Monday, March 01, 2010
"Private eyes, they're watching you...they see your every move..."
Considering how popular private eyes were in books, magazines and television, they didn't seem to have the same kind of following in the comics. I can't think of any traditional private eye characters that had much of a shelf life in the panel format. Ken Shannon, the big Irishman with the lantern jaw and bowtie, had a fairly good run for Quality Comics in the early '50s, appearing in Police Comics and in his own series for 10 issues. This story, from Ken Shannon #1, 1951, features distinctive Reed Crandall pencils and someone else's heavy hand for the inking.
Dan Turner, Hollywood Detective, came from the pulp magazines, and had his own magazine for a time. It was part of the Spicy group, with a past conjoined with the DC Comics empire (although kept well below the radar). Spicy pulps ran a comic book story in each of their pulps, so this story, scanned from the Eternity Comics reprint of the '80s, is originally from an issue of Spicy Detective published in 1943.

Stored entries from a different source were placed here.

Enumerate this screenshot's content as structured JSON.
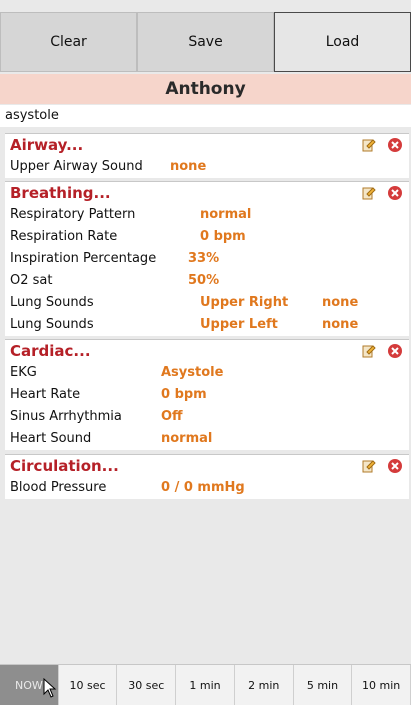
{
  "toolbar": {
    "clear": "Clear",
    "save": "Save",
    "load": "Load"
  },
  "patient": {
    "name": "Anthony"
  },
  "scenario": {
    "value": "asystole"
  },
  "airway": {
    "title": "Airway...",
    "rows": [
      {
        "label": "Upper Airway Sound",
        "value": "none"
      }
    ]
  },
  "breathing": {
    "title": "Breathing...",
    "rows": [
      {
        "label": "Respiratory Pattern",
        "value": "normal"
      },
      {
        "label": "Respiration Rate",
        "value": "0 bpm"
      },
      {
        "label": "Inspiration Percentage",
        "value": "33%"
      },
      {
        "label": "O2 sat",
        "value": "50%"
      },
      {
        "label": "Lung Sounds",
        "value": "Upper Right",
        "value2": "none"
      },
      {
        "label": "Lung Sounds",
        "value": "Upper Left",
        "value2": "none"
      }
    ]
  },
  "cardiac": {
    "title": "Cardiac...",
    "rows": [
      {
        "label": "EKG",
        "value": "Asystole"
      },
      {
        "label": "Heart Rate",
        "value": "0 bpm"
      },
      {
        "label": "Sinus Arrhythmia",
        "value": "Off"
      },
      {
        "label": "Heart Sound",
        "value": "normal"
      }
    ]
  },
  "circulation": {
    "title": "Circulation...",
    "rows": [
      {
        "label": "Blood Pressure",
        "value": "0 / 0 mmHg"
      }
    ]
  },
  "tabs": [
    "NOW",
    "10 sec",
    "30 sec",
    "1 min",
    "2 min",
    "5 min",
    "10 min"
  ],
  "colors": {
    "section_title": "#b52027",
    "value": "#e0781e",
    "patient_bg": "#f6d5cb"
  },
  "icons": {
    "edit": "edit-icon",
    "delete": "delete-icon",
    "cursor": "mouse-pointer-icon"
  }
}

Robert Leslie Bellem, who wrote the story, also wrote all of the Dan Turner text tales. His snappy writing included such deathless prose as "A roscoe sneezed. Ka-chow!" Adolphe Barreaux, who had drawn the Sally the Sleuth series, drew this tale of Dan and some zoot suiters, in a nod to the riots which had occurred between U.S. servicemen and Mexicans in the Los Angeles area. The song, "Zoot Suit Riot" by Cherry Poppin' Daddies, is about this incident. In the Dan Turner story the dastardly Japanese spies are trying to make our good neighbor allies, the Mexicans, look bad by impersonating them!
Turner also gets the empathy-of-the-month award for his handling of bad news, telling a man his sister is dead: "You must be Sammy Kee. It was your sister who got bumped."